After the discovery, True North worked directly with SentinelOne to fine-tune filters in the EDR logging and scanning to alleviate the additional load this traffic caused. Exclusions were put in place based on findings with the vendor. After applying new filters to the scanner and resetting all agents, the traffic load returned to normal levels. More connections to the data center started to re-establish from users at just after 12 p.m. PST and continued to increase through 3 p.m. PST. Performance and activity loads have remained at expected levels since that time.

We want to be clear that the recent events are not related to any malicious activity and are not a result of a cybersecurity threat. All of your organization’s data is secure and 100% accounted for. Please be assured we are continuing to closely monitor the infrastructure for any signs of anomalies. In addition, we will continue periodic reviews and updates to internal processes to ensure more frequent and proactive communications, including status page and/or ticket updates, during a customer-impacting event such as this.

If you have any questions pertaining to the event, please let us know and we’ll do our best to respond within 72 hours. If you have any new urgent or work-stoppage issues, please call in an emergency ticket to the help desk so that we can assist you in a timely manner.

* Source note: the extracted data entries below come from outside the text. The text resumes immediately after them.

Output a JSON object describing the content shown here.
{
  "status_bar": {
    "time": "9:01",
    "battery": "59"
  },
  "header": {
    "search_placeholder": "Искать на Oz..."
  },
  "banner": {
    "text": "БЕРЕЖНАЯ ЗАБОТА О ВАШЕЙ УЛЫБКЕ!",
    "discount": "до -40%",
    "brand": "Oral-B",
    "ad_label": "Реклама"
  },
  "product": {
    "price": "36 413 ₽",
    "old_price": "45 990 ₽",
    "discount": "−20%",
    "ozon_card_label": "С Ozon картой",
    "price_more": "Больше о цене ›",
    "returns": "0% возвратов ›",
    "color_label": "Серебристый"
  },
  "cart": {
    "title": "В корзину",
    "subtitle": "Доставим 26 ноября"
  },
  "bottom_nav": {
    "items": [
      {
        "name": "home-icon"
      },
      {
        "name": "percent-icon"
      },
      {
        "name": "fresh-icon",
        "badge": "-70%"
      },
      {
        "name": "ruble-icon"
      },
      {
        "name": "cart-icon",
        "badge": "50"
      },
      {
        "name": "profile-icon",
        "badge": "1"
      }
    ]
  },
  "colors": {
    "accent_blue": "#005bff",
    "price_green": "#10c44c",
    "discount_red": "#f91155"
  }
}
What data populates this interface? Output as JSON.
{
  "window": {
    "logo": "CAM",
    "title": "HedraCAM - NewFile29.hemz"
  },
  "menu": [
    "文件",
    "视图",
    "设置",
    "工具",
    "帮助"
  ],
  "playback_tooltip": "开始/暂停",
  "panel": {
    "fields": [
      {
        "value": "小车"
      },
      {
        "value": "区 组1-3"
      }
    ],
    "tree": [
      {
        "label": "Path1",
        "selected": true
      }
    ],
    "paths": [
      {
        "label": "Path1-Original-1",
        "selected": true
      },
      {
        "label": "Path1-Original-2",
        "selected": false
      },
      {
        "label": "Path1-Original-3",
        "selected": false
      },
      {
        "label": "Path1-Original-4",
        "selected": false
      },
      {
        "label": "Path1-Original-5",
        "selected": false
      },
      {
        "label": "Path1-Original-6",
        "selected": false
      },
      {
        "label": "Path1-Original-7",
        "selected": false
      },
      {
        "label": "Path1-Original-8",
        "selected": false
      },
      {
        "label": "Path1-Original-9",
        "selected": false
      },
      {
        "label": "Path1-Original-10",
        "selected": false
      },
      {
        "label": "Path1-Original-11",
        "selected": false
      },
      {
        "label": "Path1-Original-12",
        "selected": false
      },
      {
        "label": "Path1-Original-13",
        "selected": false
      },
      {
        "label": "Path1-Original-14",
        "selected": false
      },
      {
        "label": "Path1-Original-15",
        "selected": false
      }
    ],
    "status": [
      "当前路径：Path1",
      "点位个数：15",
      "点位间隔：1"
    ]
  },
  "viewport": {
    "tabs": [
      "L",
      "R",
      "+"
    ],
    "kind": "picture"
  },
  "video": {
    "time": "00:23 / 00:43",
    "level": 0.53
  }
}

Posted Aug 18, 2021 - 15:28 PDT

Resolved
True North Cloud Services is marking this case resolved. RCA to follow.
Posted Aug 18, 2021 - 15:10 PDT
Monitoring
The storage latency performance has normalized and we are monitoring all systems for stability. We will continue to watch this closely and we will release an RCA within 48 hours of marking this incident as Resolved.
Posted Aug 03, 2021 - 18:49 PDT
Update
We are making progress and seeing performance improvements that should be resulting in improved connectivity on your end. We are, however, still investigating. We do not yet consider the current issue stable or resolved. If you have an open emergency ticket logged with the support team, we apologize for not responding to each ticket in a timely fashion as the volume of tickets exceeded expected levels. We will continue to post updates to True North Cloud Status as they become available.
Posted Aug 03, 2021 - 14:03 PDT
Update
We are continuing to investigate this issue.
Posted Aug 03, 2021 - 14:02 PDT
Update
We continue to investigate latency issues in the Las Vegas facility. At this time, latency metrics have been improved over the last few hours. We will update this page with more information as we have more updates.
Posted Aug 03, 2021 - 13:00 PDT
Update
We are still investigating the root cause of the latency issues occurring within the Las Vegas facility. There is no ETA for resolution at this time.
Posted Aug 03, 2021 - 09:32 PDT
Investigating
We are investigating reports of increased latency occurring in the Las Vegas facility. We are actively engaged and will update this page with more information as it becomes available.
Posted Aug 03, 2021 - 06:35 PDT
This incident affected: True North Cloud Las Vegas Overall Availability (Las Vegas Virtual Machine Availability).